Cette déclaration se veut un simple point de réflexion entre les « sans », pour eux, et pour la
société. Elle a pour but une mise à jour de la réflexion, et ne vise surtout pas à créer une
coordination - ni même forcément des liens durables. Il ne s’agit surtout pas de formater ou de diriger
les mouvements, de tenter d’instaurer une centralité qui serait catastrophique, mais seulement de
se rassembler à quelques occasions, de façon éphémère, pour mettre en circulation quelques
réflexions communes et les offrir à la multiplicité. Se rassembler, puis s’éparpiller à nouveau pour se
rassembler avec d’autres, ou pour se retrouver plus tard, ailleurs, permettrait d’éviter à la fois
l’écueil de la dispersion et celui du formatage.

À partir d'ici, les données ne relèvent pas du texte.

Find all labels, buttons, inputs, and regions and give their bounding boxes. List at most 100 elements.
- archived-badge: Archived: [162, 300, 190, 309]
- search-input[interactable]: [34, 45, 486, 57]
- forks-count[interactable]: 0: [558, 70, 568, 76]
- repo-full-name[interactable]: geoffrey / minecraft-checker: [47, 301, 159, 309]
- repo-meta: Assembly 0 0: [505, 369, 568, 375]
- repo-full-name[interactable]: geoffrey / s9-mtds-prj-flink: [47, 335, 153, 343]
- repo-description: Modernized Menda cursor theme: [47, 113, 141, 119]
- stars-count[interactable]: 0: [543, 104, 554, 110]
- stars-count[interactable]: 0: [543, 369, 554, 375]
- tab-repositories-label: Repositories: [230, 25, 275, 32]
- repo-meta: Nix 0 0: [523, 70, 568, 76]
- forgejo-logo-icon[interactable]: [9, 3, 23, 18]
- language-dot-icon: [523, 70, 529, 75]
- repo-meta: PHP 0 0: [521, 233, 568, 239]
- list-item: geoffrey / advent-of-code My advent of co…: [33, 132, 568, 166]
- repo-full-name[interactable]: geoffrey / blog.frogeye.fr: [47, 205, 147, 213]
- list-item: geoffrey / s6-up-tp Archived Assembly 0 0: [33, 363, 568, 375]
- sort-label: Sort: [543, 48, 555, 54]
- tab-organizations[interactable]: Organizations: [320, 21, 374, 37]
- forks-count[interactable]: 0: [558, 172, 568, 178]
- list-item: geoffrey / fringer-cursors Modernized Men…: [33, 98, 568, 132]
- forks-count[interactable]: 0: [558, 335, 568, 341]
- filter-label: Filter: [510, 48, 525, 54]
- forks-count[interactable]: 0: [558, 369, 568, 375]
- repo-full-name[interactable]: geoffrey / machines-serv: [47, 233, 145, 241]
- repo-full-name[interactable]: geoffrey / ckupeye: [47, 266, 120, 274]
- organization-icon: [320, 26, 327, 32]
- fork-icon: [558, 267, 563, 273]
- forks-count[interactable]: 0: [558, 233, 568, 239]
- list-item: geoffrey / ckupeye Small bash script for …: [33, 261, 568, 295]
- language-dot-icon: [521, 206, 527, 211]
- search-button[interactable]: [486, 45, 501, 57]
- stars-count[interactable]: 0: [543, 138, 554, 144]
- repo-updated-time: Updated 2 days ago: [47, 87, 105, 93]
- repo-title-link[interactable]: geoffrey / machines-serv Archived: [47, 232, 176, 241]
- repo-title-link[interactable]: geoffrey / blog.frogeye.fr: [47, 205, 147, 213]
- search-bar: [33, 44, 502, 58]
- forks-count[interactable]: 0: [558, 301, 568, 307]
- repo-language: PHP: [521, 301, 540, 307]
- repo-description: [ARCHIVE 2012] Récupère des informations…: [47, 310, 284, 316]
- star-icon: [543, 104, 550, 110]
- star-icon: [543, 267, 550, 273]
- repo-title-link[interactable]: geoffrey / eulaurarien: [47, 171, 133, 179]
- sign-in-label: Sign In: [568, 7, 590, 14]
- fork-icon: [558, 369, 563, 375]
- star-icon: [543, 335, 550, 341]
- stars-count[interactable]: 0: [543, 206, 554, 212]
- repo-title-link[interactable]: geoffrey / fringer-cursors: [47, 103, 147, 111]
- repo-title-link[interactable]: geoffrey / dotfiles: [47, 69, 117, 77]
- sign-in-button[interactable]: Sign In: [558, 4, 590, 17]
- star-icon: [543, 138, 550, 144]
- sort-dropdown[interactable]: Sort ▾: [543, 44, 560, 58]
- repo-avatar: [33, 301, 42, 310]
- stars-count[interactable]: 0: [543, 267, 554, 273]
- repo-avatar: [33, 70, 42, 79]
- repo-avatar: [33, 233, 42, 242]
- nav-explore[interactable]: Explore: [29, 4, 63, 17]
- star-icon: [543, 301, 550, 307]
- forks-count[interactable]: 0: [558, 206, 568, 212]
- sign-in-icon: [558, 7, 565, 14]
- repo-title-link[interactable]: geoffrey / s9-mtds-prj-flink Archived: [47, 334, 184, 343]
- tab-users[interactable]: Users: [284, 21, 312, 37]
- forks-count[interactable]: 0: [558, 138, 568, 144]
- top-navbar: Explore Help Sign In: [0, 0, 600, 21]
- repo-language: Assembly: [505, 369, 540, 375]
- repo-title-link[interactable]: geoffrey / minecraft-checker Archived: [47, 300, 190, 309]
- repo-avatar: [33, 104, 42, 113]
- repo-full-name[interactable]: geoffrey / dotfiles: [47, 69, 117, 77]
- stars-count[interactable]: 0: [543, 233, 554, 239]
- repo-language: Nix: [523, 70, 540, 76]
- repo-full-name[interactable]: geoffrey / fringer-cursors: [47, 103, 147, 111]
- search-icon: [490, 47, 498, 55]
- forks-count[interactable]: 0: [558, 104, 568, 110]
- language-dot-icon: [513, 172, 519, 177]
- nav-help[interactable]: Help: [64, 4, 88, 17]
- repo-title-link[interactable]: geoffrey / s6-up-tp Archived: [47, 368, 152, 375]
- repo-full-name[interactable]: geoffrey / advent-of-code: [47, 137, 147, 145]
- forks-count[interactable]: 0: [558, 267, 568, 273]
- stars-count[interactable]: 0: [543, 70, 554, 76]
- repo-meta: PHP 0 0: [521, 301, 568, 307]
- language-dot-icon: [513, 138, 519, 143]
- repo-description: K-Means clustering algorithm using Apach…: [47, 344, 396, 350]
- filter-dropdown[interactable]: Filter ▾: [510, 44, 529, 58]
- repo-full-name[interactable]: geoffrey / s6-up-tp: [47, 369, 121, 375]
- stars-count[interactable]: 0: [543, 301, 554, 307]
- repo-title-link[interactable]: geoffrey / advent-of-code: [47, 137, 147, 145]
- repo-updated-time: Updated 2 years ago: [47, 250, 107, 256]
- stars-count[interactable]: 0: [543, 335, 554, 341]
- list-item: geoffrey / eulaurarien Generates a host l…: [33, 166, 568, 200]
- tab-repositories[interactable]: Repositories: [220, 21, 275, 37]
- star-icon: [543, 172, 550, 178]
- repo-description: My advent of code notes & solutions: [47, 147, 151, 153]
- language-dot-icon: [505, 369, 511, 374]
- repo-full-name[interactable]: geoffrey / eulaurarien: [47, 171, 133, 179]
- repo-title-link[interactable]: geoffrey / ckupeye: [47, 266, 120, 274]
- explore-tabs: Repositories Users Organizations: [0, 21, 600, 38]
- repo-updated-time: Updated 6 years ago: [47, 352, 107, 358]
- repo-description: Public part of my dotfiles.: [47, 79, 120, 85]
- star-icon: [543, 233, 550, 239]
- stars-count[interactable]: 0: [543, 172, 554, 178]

Florence Aubenas (journaliste), Gérard Barrero (militant No Vox), Miguel Benasayag (philosophe,
psychanalyste), Carmen Castillo (cinéaste), Mona Chollet (journaliste), Jean-Baptiste Eyraud
(militant Droit au logement et No Vox), Thomas Lemahieu (journaliste), Laurent Lévy (avocat), Annie
Pourre (militante Droits devant !!), Malika Zediri (militante associative contre les précarités).